How to validate demand in a niche

How to validate demand in a niche

How do you know if someone wants to buy your product?

Let me be clear here. There's only one way to validate demand in a niche.

Before we get to what validates demand, let's see what demand is not.

  1. It's not when your friends all say that your idea is amazing / you are accepted into a startup accelerator
  2. It's not when someone signs up for your waitlist.
  3. It's not when you put out a tweet and it gets liked.

All of those things are important points of information; and they are valuable signifiers.

Think of them as a lighthouse - illuminating the way for you.

A customer pays you for the product.

They give you the money.

The moola

The cash money:

Unless you get 

But why is this the case? and why is there so much confusion on this topic?

Well - there are two main reasons why:

  1. Over complication of the idea validation process
  2. A desire for people to find alternatives to hard things

Overcomplication of the idea validation process

Think back to the last time you searched up a startup guide or news article in the web.

Most likely, there is an emphasis on starting lean. There are a lot of advantages to this process. The reality is that most startup fails; and the biggest reason why is often the idea.

Therefore, it makes sense to try start quickly and get as many signals as possible to tell you in as short of time as possible if there is a market demand for your product or not.

Now I agree with this.

"But you just told me this isn't true!?"

I agree with the sentiment, but the interpretation is not great.

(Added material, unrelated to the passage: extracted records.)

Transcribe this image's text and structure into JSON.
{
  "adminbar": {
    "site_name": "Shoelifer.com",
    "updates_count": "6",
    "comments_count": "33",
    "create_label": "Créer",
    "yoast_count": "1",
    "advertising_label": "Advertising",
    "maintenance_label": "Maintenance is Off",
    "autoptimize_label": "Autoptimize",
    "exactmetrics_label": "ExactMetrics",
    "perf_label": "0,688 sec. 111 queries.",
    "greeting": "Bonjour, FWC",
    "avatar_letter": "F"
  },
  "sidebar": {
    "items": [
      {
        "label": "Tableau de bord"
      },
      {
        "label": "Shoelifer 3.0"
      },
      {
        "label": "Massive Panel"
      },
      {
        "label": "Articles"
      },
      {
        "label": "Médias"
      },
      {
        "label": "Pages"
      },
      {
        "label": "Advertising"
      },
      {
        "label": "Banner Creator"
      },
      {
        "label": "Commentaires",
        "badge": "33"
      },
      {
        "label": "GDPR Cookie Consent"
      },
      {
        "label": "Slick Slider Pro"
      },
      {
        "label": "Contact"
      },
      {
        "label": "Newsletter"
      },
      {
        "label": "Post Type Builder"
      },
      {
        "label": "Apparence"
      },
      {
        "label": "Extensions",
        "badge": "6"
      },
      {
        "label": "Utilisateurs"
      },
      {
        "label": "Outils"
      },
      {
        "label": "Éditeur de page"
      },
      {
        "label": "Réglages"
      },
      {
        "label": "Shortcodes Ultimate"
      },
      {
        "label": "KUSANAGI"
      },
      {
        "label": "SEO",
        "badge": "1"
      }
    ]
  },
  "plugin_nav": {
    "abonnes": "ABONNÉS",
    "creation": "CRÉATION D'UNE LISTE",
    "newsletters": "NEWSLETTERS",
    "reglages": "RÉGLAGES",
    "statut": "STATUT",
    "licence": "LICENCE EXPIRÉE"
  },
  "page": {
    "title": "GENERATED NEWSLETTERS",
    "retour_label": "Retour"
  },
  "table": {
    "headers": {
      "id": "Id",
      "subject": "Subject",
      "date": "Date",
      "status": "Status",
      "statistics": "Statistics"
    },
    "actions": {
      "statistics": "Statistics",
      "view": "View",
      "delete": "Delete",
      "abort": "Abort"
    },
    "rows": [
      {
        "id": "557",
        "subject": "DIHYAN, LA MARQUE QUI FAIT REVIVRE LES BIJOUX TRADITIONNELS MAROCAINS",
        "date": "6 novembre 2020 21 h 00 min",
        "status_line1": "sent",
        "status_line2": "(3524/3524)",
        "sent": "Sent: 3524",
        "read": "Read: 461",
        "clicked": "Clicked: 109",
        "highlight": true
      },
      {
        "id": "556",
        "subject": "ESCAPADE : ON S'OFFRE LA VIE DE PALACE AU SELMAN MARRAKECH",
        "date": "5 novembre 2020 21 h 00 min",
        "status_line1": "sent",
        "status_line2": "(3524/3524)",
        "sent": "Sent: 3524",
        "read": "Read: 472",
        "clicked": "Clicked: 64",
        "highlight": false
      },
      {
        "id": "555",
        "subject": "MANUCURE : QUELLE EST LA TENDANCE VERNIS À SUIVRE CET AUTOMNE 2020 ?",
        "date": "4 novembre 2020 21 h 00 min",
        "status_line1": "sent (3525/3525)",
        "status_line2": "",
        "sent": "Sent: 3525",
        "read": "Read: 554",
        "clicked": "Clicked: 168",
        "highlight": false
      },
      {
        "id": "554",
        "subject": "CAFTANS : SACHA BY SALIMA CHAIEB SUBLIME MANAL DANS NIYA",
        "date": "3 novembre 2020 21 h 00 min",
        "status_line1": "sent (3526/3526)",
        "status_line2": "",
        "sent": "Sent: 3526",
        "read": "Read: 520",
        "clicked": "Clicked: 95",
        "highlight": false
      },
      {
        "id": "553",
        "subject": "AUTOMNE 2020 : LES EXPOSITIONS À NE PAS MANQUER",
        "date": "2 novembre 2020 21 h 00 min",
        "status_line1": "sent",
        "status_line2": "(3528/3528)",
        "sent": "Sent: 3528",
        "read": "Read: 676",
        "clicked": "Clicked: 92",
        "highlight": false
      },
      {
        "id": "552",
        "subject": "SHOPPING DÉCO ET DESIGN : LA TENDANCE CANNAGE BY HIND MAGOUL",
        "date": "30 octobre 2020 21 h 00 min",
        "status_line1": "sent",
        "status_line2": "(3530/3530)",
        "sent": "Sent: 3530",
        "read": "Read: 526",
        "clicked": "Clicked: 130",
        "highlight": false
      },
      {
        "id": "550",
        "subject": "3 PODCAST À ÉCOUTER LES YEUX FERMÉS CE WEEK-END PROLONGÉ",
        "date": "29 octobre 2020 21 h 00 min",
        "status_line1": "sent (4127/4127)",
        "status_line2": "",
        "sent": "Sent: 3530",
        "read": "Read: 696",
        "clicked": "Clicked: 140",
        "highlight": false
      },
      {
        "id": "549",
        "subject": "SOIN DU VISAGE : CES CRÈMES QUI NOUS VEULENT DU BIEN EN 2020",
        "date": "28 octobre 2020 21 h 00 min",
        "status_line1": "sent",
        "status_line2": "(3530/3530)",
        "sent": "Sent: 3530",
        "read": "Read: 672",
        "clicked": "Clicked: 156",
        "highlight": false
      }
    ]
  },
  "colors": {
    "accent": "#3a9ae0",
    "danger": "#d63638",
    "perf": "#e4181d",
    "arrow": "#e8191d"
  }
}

Think of how everyone else is doing this. The way others traditionally think about doing this is putting together a landing page, put together some words promising a product, and finally a subscriber list.

Now let's see what might happen

  1. You get 10 emails in a month

Very easy analysis here - it's probably not interesting and/or compelling to anyone

2. You get 100 emails in a month

A little bit more difficult here, it's harder to discern whether or not this is useful. But it could be something useful.

3. You get 1k emails in a month

A bit easier to discern, but what does this really mean? And how should you translate this into actual revenue.

The reality is that people often sign up for things for the novelty of the action, rather than the value they expect to get out of the product.

So what does this mean for you:

Try something different - instead of just asking for a newsletter subscription, go straight into asking for payment.

A desire for people to find alternatives to hard things

You know what's easy?

Slapping together a landing page, writing a copy letter, and making some nice graphics.

You know what's hard?

Doing all of the above, and also building a great product, making nice designs, AND asking for payment.

People are addicted to quick wins. What they want to see is instant results, and they are looking for the type of results that will give the dopamine hit of success.

What they don't want to do is wait slowly, and see the lower conversion rate in asking for payment.

Nor are they patient enough to really see if they are able to earn money from their product.

Here are some quick takeaways for todays product:

  1. If you want to validate a market - make sure you charge for it upfront
  2. Don't be afraid of doing hard things.